Proof:

Since $H$ is discrete, the identity element is not a limit point of $H$ and so there is a neighborhood $U$ of the identity such that $U\cap H = \{1\}$. We may assume $U$ has the property that if $u_1, u_2$ are in $U$ then the product $u_1^{-1}u_2$ is in $U$. This follows from the continuity of the group operation and a detailed verification is left as an exercise. It is easy to see that if $h_1$ and $h_2$ are two distinct elements of $H$ then

$$Uh_1 \cap Uh_2 = \emptyset.$$

Fix $h \in H$ and consider now the set $K$ given by

$$K = \{g \in G\;/\; gh = hg\}$$

We shall show that the subgroup $K$ contains a neighborhood of the identity.

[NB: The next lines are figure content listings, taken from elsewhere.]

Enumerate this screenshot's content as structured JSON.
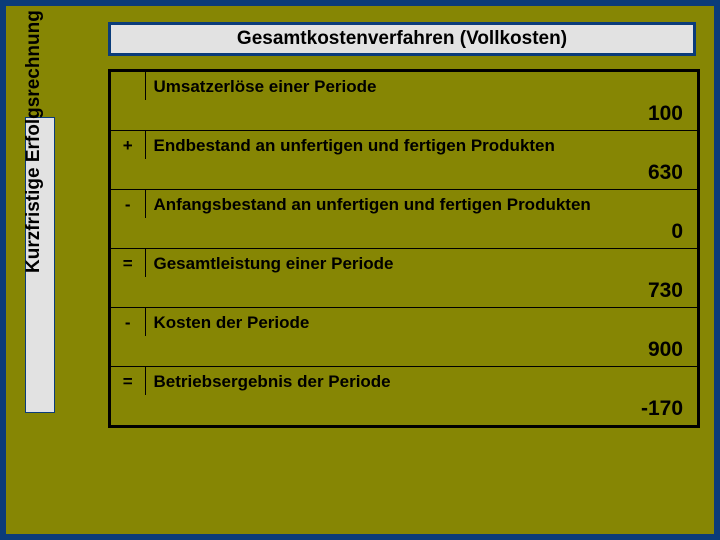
{
  "title": "Gesamtkostenverfahren (Vollkosten)",
  "sidebar_label": "Kurzfristige Erfolgsrechnung",
  "rows": {
    "r0": {
      "desc": "Umsatzerlöse einer Periode",
      "value": "100"
    },
    "r1": {
      "op": "+",
      "desc": "Endbestand an unfertigen und fertigen Produkten",
      "value": "630"
    },
    "r2": {
      "op": "-",
      "desc": "Anfangsbestand an unfertigen und fertigen Produkten",
      "value": "0"
    },
    "r3": {
      "op": "=",
      "desc": "Gesamtleistung einer Periode",
      "value": "730"
    },
    "r4": {
      "op": "-",
      "desc": "Kosten der Periode",
      "value": "900"
    },
    "r5": {
      "op": "=",
      "desc": "Betriebsergebnis der Periode",
      "value": "-170"
    }
  }
}
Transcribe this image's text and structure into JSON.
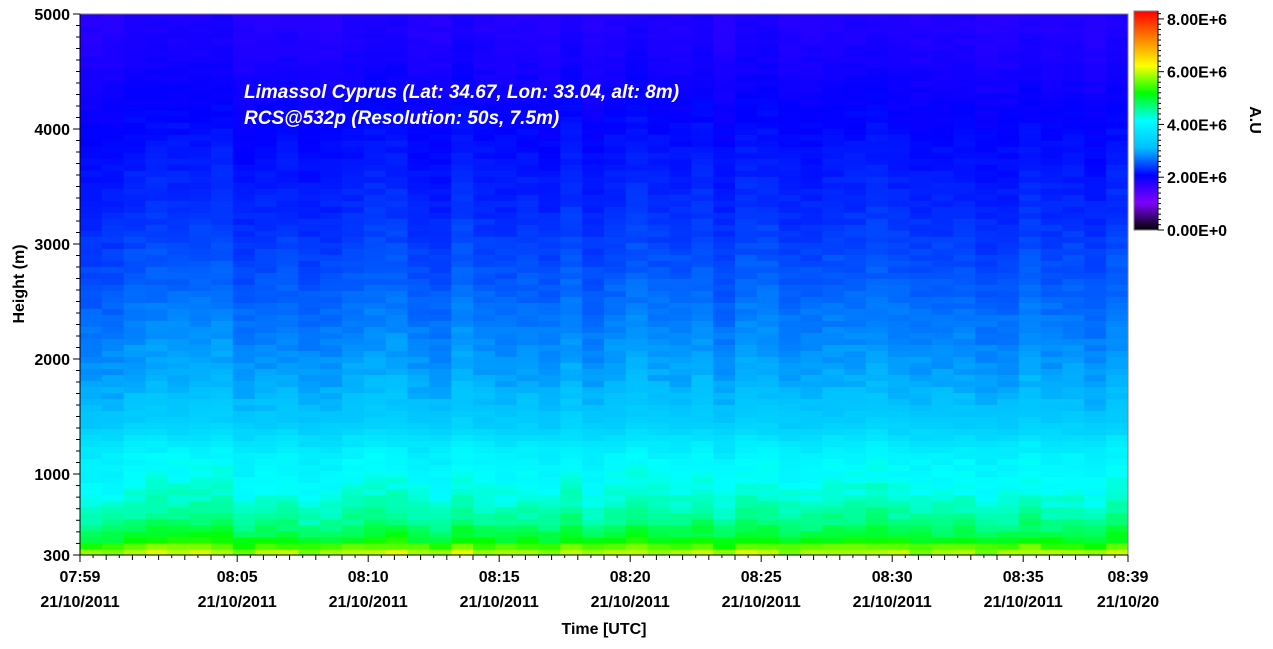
{
  "chart_data": {
    "type": "heatmap",
    "title": "",
    "xlabel": "Time [UTC]",
    "ylabel": "Height (m)",
    "colorbar_label": "A.U",
    "annotations": [
      "Limassol Cyprus (Lat: 34.67, Lon: 33.04, alt: 8m)",
      "RCS@532p (Resolution: 50s, 7.5m)"
    ],
    "x_ticks": [
      {
        "time": "07:59",
        "date": "21/10/2011"
      },
      {
        "time": "08:05",
        "date": "21/10/2011"
      },
      {
        "time": "08:10",
        "date": "21/10/2011"
      },
      {
        "time": "08:15",
        "date": "21/10/2011"
      },
      {
        "time": "08:20",
        "date": "21/10/2011"
      },
      {
        "time": "08:25",
        "date": "21/10/2011"
      },
      {
        "time": "08:30",
        "date": "21/10/2011"
      },
      {
        "time": "08:35",
        "date": "21/10/2011"
      },
      {
        "time": "08:39",
        "date": "21/10/20"
      }
    ],
    "x_tick_minutes": [
      0,
      6,
      11,
      16,
      21,
      26,
      31,
      36,
      40
    ],
    "y_ticks": [
      300,
      1000,
      2000,
      3000,
      4000,
      5000
    ],
    "ylim": [
      300,
      5000
    ],
    "colorbar_ticks": [
      "0.00E+0",
      "2.00E+6",
      "4.00E+6",
      "6.00E+6",
      "8.00E+6"
    ],
    "colorbar_tick_values": [
      0,
      2000000,
      4000000,
      6000000,
      8000000
    ],
    "colorbar_range": [
      0,
      8300000
    ],
    "colormap": [
      "#000000",
      "#8000ff",
      "#0000ff",
      "#00c0ff",
      "#00ffff",
      "#00ff00",
      "#ffff00",
      "#ff8000",
      "#ff0000"
    ],
    "grid": false,
    "profile": {
      "height_m": [
        300,
        450,
        600,
        800,
        1000,
        1150,
        1300,
        1400,
        1550,
        1800,
        2200,
        2700,
        3300,
        4000,
        4600,
        5000
      ],
      "signal_au": [
        6000000,
        5000000,
        4600000,
        4300000,
        4100000,
        4000000,
        3700000,
        3400000,
        3200000,
        3000000,
        2800000,
        2550000,
        2300000,
        2100000,
        1900000,
        1800000
      ]
    }
  }
}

Pick a neighborhood $V$ of the identity such that $V = V^{-1}$ and $(hVh^{-1}V)\cap H = \{1\}$. Then for any $g \in V$, we have on the one hand

$$hgh^{-1}g^{-1}\in hVh^{-1}V$$

and on the other hand $hgh^{-1}g^{-1}\in H$ since $H$ is normal. Hence $hgh^{-1}g^{-1} \in (hVh^{-1}V)\cap H = \{1\}$ which shows that $g$ belongs to $K$ and $K$ contains a neighborhood of the unit element. We may now invoke the previous theorem. $\square$